During the study, the researchers analyzed the liquid of five top brands, typically associated with the first-generation e-cigarettes. In those five brands, the researchers discovered heavy metals like cadmium, chromium, lead, manganese and nickel. When inhaled, the metals are toxic. The researchers conclude that the metals are released from the heating coil in the e-cig. If that is the case, then the liquid when heated by the coil and aerosolized may contain cancerous toxins. “Perhaps regulators might want to look into an alternative material for e-cigarette heating coils,” Rule said in a Hopkins news release. In Rule’s opinion, the FDA should regulate not only the ingredients used in e-cigarette liquid but also the quality control of the devices.

E-Cigs Desensitize Teens to the Dangers of Tobacco

Published on February 7 in the journal Tobacco Control, a new study observed that teens who “vape” are more likely to smoke a regular tobacco cigarette.

In 2014, researchers surveyed 347 teens, aged 17-18. Then in 2015, they surveyed them again. For those who had never smoked a regular cigarette, they were four times more likely to smoke if they tried an e-cig within the survey period, compared to those who didn’t try the e-cig. As for those that tried a cigarette before and have used an e-cig, their rate of tobacco use between the survey period more than doubled.

Interestingly, the study noted that e-cigarettes influenced the way teens viewed the dangers of smoking. Recent e-cigarette users were four times more likely than non-users to no longer regard smoking as a health hazard. This conclusion only further substantiates the claim that e-cigarettes are the gateway to tobacco smoking among teens. Richard Miech, who’s with the University of Michigan Institute for Social Research, said, “The results support a desensitization process, whereby youth who ‘vape’ lower their perceived risk of cigarette smoking.”
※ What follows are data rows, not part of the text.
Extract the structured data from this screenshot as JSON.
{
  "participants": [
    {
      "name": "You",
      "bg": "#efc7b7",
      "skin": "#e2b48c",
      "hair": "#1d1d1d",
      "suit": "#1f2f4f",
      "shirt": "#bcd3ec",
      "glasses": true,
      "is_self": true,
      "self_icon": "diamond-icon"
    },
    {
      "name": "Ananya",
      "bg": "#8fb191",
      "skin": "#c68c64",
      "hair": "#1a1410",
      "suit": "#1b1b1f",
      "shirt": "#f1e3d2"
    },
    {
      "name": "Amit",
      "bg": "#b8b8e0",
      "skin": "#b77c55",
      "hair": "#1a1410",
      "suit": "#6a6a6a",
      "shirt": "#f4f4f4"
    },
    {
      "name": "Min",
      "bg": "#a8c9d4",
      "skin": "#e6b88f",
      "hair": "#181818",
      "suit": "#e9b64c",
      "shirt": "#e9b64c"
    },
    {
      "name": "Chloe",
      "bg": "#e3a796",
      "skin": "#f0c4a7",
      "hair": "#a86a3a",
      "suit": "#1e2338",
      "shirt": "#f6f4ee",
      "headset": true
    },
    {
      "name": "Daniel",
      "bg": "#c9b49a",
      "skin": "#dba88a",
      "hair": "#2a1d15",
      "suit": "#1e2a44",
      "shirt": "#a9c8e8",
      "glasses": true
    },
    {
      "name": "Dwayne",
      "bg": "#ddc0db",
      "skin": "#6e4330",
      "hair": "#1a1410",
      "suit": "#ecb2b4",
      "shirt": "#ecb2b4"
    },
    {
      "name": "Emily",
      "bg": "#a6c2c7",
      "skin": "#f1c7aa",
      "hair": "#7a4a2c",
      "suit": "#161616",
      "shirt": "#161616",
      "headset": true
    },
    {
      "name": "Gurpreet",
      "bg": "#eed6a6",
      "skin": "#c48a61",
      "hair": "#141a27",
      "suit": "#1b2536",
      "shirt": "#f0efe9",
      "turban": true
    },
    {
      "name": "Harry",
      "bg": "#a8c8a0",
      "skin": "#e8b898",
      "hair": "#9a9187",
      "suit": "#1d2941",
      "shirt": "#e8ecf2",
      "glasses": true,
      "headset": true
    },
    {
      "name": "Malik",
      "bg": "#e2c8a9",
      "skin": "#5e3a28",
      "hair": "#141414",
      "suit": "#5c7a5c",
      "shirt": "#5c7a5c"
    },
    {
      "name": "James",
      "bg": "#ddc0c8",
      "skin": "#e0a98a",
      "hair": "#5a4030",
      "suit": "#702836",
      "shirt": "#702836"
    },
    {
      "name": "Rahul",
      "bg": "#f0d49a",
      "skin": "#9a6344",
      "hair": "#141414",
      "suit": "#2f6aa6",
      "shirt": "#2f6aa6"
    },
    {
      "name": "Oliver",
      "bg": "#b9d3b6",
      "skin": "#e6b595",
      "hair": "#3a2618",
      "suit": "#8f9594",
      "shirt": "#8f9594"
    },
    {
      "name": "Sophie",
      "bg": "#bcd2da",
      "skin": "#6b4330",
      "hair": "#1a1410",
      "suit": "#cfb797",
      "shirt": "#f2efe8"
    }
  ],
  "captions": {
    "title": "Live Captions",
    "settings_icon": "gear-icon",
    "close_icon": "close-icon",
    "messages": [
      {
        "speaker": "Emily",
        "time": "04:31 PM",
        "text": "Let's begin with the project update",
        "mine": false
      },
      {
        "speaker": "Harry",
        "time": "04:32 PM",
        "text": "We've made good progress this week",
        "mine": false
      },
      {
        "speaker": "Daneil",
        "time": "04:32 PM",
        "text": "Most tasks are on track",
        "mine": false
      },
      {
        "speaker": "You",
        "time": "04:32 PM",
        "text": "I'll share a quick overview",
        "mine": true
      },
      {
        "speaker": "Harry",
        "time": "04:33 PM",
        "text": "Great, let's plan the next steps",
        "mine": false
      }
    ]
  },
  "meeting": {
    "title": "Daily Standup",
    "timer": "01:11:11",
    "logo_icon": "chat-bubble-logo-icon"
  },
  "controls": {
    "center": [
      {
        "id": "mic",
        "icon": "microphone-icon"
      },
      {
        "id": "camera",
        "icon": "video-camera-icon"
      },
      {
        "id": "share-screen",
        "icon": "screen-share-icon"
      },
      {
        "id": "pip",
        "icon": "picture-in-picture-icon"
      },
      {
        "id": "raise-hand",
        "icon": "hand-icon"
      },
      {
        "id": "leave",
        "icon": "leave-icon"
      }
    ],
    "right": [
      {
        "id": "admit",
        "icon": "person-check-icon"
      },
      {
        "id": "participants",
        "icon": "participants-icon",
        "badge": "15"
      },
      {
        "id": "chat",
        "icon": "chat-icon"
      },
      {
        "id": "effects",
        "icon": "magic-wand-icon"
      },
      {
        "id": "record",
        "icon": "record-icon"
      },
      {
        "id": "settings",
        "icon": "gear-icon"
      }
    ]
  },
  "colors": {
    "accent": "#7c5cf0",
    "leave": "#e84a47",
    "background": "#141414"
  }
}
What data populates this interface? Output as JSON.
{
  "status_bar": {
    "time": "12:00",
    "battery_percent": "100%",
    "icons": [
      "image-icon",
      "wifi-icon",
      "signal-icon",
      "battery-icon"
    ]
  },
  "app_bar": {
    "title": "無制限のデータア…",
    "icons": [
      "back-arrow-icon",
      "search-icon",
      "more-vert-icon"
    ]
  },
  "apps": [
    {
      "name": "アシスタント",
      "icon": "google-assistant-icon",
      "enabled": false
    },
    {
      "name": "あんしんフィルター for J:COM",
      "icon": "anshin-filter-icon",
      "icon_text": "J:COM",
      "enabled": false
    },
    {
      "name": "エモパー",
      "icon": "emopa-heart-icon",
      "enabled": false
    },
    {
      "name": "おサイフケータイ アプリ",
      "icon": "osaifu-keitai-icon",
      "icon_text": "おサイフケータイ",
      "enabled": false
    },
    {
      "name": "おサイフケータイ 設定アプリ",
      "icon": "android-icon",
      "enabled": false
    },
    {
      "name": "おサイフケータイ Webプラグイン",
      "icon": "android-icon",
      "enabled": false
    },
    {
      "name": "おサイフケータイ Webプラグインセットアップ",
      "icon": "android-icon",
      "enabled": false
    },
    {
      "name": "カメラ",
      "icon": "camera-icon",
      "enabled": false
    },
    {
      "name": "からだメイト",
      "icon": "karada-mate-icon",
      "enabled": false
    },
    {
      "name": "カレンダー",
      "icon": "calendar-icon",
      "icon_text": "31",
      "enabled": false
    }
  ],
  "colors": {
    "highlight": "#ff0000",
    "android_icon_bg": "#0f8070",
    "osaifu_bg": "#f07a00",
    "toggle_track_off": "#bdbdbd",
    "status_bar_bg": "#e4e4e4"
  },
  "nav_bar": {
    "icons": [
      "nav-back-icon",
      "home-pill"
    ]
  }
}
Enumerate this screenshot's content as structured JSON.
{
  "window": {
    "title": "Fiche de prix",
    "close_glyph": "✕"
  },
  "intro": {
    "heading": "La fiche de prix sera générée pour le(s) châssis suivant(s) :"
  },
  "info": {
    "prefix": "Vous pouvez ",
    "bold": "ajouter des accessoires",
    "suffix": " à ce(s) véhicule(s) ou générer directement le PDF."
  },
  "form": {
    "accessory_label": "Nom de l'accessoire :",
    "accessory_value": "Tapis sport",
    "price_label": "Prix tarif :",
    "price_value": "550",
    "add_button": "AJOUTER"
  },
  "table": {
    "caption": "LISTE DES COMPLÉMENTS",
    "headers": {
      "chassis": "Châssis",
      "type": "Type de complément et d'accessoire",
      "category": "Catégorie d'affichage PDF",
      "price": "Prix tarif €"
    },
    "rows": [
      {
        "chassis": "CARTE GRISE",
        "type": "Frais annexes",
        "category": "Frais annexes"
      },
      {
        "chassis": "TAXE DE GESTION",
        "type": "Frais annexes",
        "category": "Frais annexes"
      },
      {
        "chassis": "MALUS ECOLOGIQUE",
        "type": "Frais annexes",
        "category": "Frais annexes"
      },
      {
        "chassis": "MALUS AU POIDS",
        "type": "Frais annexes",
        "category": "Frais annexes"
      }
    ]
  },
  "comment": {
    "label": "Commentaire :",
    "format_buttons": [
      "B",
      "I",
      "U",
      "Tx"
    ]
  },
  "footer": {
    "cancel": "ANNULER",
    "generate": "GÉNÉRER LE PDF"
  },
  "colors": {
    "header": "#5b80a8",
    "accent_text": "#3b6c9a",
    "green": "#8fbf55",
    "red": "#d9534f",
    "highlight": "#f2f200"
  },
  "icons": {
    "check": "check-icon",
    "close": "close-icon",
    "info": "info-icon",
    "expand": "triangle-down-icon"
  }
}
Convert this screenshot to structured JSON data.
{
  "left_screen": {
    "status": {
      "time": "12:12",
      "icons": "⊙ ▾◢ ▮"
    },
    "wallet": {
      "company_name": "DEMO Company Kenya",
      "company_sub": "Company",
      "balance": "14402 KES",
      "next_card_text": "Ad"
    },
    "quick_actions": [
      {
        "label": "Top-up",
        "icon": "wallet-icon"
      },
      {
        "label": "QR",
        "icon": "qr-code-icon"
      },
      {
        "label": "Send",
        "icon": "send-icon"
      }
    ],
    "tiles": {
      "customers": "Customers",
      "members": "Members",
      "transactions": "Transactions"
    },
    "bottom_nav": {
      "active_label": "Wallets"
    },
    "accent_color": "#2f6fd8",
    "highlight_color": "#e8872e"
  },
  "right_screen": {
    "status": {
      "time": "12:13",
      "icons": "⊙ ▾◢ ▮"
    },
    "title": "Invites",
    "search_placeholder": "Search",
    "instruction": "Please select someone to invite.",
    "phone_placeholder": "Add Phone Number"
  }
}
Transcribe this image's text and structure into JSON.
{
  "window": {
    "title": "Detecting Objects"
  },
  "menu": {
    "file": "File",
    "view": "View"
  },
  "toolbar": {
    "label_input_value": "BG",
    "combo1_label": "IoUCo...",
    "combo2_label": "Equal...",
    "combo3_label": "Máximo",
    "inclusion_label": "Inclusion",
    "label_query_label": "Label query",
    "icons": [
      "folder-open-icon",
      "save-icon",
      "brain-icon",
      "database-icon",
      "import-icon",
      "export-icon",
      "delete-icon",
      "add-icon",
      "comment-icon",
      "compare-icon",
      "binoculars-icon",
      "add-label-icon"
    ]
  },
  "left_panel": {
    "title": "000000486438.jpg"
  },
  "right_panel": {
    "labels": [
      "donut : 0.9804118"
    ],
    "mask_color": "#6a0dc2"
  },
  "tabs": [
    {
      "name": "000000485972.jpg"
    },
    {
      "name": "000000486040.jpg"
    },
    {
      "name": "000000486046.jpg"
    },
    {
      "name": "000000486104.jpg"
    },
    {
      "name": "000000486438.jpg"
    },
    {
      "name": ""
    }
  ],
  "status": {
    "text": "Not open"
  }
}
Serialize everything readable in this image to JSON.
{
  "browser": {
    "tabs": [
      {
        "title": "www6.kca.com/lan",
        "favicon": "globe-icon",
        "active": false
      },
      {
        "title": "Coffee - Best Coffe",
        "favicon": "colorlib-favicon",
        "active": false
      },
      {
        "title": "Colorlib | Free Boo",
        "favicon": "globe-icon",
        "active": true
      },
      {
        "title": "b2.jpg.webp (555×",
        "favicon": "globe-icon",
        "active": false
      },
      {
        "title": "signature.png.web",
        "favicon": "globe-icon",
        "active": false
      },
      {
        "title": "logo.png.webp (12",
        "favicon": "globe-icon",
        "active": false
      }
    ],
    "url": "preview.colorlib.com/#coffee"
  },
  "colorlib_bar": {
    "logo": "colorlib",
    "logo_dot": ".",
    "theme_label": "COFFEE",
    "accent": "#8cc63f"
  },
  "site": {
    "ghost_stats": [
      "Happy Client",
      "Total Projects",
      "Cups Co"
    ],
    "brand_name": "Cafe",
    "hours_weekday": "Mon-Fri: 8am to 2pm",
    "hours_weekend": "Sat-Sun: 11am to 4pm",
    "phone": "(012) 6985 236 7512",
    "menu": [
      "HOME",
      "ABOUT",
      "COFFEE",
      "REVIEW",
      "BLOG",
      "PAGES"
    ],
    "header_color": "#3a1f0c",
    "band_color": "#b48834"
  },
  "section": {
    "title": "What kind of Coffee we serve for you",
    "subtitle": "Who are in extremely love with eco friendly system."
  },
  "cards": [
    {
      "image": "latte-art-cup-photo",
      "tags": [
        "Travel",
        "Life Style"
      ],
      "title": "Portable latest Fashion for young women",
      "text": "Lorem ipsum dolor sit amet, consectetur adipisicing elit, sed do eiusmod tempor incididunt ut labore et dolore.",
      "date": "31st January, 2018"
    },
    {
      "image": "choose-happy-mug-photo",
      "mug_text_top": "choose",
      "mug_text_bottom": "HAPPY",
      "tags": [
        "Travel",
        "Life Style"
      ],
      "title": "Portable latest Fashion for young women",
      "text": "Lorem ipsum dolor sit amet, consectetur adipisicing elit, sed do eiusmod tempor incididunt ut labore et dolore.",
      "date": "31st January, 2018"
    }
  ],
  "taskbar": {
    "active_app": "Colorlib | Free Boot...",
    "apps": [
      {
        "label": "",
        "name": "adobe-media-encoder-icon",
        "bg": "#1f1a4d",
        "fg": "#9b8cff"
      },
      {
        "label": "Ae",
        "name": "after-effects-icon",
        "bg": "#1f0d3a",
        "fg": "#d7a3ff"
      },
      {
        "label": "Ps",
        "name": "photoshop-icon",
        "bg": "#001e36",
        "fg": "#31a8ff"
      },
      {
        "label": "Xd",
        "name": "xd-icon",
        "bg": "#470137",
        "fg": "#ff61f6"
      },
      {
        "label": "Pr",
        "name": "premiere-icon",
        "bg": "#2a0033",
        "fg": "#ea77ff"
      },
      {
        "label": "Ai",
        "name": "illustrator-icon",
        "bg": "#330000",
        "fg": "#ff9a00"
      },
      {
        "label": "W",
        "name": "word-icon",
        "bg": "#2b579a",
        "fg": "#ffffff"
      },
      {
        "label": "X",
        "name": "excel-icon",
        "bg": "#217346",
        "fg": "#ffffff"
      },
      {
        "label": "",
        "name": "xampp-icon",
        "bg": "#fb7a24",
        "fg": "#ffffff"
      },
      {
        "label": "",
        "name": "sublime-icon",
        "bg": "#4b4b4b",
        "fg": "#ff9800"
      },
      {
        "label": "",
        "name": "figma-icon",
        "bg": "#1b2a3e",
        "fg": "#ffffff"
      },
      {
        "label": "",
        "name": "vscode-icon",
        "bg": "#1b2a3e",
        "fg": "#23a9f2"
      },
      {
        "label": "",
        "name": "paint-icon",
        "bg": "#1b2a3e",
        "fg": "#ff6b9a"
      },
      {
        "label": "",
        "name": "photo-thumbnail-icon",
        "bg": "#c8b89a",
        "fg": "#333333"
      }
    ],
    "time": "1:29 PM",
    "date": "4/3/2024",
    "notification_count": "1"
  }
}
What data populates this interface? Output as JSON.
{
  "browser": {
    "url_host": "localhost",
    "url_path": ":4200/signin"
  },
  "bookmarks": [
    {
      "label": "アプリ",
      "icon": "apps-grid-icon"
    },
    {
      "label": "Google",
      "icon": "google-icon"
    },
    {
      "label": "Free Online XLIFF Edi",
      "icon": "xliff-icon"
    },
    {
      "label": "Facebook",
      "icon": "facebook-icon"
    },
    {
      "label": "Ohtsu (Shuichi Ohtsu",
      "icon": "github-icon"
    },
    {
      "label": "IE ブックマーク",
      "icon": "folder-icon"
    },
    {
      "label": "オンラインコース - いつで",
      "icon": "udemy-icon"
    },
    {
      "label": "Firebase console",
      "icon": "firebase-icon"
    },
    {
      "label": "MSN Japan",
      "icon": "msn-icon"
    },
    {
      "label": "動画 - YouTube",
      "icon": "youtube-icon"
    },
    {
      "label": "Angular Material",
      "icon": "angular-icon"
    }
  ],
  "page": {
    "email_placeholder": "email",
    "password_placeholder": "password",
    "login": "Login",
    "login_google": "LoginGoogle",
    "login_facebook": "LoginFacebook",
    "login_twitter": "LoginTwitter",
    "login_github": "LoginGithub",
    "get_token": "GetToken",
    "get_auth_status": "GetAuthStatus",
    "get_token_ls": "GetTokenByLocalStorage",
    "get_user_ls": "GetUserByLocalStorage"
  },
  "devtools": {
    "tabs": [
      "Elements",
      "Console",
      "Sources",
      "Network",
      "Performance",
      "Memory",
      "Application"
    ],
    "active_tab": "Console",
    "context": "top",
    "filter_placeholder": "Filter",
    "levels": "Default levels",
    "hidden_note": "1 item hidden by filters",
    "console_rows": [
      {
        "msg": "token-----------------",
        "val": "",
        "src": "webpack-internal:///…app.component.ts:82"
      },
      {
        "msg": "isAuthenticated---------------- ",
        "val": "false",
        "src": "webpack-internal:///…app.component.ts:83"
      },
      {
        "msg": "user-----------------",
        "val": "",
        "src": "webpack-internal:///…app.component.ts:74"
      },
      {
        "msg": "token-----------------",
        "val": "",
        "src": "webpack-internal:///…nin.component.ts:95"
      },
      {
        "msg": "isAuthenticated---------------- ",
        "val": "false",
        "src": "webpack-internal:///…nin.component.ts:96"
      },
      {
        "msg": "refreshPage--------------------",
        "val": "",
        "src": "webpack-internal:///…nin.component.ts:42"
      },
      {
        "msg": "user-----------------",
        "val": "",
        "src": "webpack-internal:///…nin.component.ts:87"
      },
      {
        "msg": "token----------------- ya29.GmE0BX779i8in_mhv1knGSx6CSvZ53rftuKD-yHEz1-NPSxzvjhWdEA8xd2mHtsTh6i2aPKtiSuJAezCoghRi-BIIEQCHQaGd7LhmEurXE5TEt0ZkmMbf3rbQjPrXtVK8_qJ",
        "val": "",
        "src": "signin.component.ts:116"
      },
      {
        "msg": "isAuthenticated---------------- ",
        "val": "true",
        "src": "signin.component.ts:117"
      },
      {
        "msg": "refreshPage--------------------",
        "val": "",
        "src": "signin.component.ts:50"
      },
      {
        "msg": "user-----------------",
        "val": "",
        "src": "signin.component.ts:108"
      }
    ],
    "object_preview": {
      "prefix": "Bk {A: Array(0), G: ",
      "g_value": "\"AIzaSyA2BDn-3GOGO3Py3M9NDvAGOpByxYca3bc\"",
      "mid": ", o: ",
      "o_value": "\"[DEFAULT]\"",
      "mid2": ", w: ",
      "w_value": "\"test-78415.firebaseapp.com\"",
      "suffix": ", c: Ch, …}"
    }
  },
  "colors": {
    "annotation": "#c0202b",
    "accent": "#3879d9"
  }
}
E-Cigs Increase the Risk of Heart Disease

A study, recently published in the journal JAMA Cardiology, suggests that “vapors” may face an increased risk for heart disease. In the study, those who had vaped within the last year showed two early indicators of heart risk. For instance, many of the e-cig users are put at a higher risk of oxidative stress at which point the “free radicals” reach harmful levels. Researchers also noticed increased cardiac sympathetic activity in e-cig users, which ultimately leads to increased heart rate and blood pressure.

Study co-author Dr. Holly Middlekauff, a professor with the division of cardiology at the University of California, Los Angeles, said that the research revealed “the same types of abnormalities in our e-cigarette users that are reported in tobacco cigarette smokers, and these abnormalities are associated with increased cardiac risk.” Further research is still needed to pinpoint the variable causes, as well as compare the cardiac effects of e-cigs versus traditional cigarette smoking. Regardless, this study shows that e-cigs are not as harmless as previously believed.